The activity activation will display a fake user interface acting as the security application Trusteer Rapport showing to the user an “activation key” that should be used on the bank website but in fact the number displayed is the IMEI (International Mobile Equipment Identity) separated by the character “-” (in this case the number displayed is 0 because the application was executed on an emulator):

Once the application is installed, the code inside SmsReciver will be executed every time that the user receives a SMS. In fact, this code will only pass the captured SMS to the service “MainService”. The service will start a thread to collect the originating address (sender) and the Message Body of each SMS and will store that information in a specific structure attribute/value pair that is commonly used to transfer data over the HTTP protocol:

Once the sender and the body of the message is collected, the IMEI of the device will be collected as well and all the information will be sent to a remote server using a JSON object using a POST request method:

The question is if this malware is the Zitmo version for Android. Taking into account the analysis done, probably the sample is only a SMS spyware because:

  1. In general, this malware is not sophisticated (compared with other Android malicious code seen in the wild like ADRD) because it will only intercept (and block) all the incoming SMS messages and it will forward them to a remote server that is present in clear text in the code of the application. Also the application does not use encryption for the communication with the remote server and it does not implement obfuscation in the code to difficult the analysis.
  2. There is no evidence that the intercepted messages are being filtered to target a specific bank or to search for a specific authentication code inside the message. In fact, all the messages will be forwarded to the remote server which will make more difficult (but possible using automation) the job for the Zeus gang because they need to correlate, in real time, the username and password of the user with the mTAN sent in the SMS.
  3. Unlike Zitmo, this malware does not implement C&C commands like “SET ADMIN” to change the device that is controlling the bots and it does not have a mechanism to change the URL that is collecting the SMS (in case that it is needed).

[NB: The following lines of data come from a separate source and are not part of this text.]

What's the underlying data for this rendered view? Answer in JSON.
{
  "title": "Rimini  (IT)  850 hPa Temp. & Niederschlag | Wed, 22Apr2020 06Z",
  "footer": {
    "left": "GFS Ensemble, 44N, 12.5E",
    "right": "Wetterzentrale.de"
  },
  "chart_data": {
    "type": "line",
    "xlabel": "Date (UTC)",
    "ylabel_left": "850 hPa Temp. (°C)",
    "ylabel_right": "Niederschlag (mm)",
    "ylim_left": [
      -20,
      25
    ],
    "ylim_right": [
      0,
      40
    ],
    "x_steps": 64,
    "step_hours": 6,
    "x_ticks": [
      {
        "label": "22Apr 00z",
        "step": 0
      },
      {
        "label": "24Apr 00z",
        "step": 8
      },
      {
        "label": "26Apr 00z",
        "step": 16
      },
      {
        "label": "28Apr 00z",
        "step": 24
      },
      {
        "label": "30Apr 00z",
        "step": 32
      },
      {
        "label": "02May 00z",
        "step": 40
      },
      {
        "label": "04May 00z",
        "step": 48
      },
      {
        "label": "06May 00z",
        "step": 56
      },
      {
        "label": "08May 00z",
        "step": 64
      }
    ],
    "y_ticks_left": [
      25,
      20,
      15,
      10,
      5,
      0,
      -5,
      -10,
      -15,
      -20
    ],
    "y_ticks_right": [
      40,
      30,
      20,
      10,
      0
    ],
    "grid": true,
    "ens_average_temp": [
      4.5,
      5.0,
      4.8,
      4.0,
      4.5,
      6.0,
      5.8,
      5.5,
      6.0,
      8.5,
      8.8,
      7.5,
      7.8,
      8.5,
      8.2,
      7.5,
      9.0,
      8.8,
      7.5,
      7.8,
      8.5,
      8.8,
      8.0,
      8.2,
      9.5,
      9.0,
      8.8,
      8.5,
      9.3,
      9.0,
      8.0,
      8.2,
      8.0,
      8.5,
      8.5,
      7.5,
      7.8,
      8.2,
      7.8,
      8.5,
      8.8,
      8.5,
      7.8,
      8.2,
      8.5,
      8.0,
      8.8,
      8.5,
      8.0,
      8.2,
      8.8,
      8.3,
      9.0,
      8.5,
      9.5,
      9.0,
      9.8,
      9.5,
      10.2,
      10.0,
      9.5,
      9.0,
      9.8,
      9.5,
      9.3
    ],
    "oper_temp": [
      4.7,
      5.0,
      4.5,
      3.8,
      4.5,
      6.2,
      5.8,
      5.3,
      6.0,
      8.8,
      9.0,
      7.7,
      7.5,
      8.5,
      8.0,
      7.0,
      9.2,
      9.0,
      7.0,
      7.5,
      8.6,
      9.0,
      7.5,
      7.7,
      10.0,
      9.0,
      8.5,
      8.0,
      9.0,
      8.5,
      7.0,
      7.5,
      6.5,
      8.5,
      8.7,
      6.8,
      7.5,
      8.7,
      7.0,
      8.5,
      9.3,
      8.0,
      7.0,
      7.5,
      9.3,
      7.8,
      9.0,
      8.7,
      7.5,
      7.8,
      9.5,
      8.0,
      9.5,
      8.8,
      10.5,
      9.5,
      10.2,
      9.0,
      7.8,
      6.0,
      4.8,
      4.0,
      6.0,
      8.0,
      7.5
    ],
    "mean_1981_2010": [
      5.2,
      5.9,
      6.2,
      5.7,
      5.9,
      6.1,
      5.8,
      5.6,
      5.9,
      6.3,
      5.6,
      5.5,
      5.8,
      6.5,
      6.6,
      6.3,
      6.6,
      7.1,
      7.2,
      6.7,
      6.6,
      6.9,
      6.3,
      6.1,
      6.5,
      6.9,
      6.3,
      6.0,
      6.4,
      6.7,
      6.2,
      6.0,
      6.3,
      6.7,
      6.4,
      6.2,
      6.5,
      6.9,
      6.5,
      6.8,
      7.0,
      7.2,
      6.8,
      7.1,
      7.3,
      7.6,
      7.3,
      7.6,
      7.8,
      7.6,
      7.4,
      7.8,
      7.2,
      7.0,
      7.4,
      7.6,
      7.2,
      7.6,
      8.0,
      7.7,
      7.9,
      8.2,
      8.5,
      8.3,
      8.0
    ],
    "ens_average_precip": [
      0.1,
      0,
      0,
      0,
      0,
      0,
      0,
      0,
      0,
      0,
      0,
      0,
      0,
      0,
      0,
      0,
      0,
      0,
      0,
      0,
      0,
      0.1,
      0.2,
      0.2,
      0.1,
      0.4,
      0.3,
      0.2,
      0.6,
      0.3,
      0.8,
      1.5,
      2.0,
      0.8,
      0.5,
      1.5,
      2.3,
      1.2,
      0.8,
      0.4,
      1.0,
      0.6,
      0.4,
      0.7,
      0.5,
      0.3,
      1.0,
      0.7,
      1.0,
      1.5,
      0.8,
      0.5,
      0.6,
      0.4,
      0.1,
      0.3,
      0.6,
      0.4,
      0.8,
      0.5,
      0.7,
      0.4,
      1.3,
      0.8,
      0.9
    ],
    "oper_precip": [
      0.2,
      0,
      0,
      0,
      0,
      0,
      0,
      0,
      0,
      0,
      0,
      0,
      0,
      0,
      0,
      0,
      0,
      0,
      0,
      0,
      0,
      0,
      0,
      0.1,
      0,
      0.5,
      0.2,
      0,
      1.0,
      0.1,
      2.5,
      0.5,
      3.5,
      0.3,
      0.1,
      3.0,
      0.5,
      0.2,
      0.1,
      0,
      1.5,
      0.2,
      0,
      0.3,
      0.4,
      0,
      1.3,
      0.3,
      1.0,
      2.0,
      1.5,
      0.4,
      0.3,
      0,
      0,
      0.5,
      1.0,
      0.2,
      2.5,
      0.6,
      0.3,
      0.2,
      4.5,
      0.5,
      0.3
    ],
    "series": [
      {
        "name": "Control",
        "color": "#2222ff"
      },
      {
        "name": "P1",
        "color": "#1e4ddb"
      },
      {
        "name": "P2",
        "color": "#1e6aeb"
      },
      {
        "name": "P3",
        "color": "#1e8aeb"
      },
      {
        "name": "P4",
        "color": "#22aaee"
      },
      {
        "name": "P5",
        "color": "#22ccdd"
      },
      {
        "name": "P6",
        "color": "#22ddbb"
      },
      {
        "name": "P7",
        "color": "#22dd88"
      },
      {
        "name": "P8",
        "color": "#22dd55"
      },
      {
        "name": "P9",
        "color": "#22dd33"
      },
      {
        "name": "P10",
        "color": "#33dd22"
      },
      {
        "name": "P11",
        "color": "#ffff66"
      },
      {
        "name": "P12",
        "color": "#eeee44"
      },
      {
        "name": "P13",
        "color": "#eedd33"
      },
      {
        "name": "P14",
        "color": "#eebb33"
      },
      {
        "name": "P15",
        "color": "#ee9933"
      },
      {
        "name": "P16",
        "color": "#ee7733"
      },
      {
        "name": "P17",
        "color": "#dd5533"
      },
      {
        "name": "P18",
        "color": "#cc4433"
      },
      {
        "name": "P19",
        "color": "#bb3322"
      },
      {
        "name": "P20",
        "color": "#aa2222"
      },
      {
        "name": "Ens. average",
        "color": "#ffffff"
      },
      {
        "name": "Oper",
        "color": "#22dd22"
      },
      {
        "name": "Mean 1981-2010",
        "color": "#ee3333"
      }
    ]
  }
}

Although this application was found in one web server that was actively distributing ZeuS malware, with the actual evidence and the analyzed application, it is not possible to confirm this theory. More over the malware acts as a fake security software, a social engineering technique very common nowadays in malware for personal computers (a.k.a Fake Alerts). It is expected that more malware for Android will be developed to steal financial information and defeat banking authentication. McAfee products detect this malware in our latest DATs as Android/SpySMS.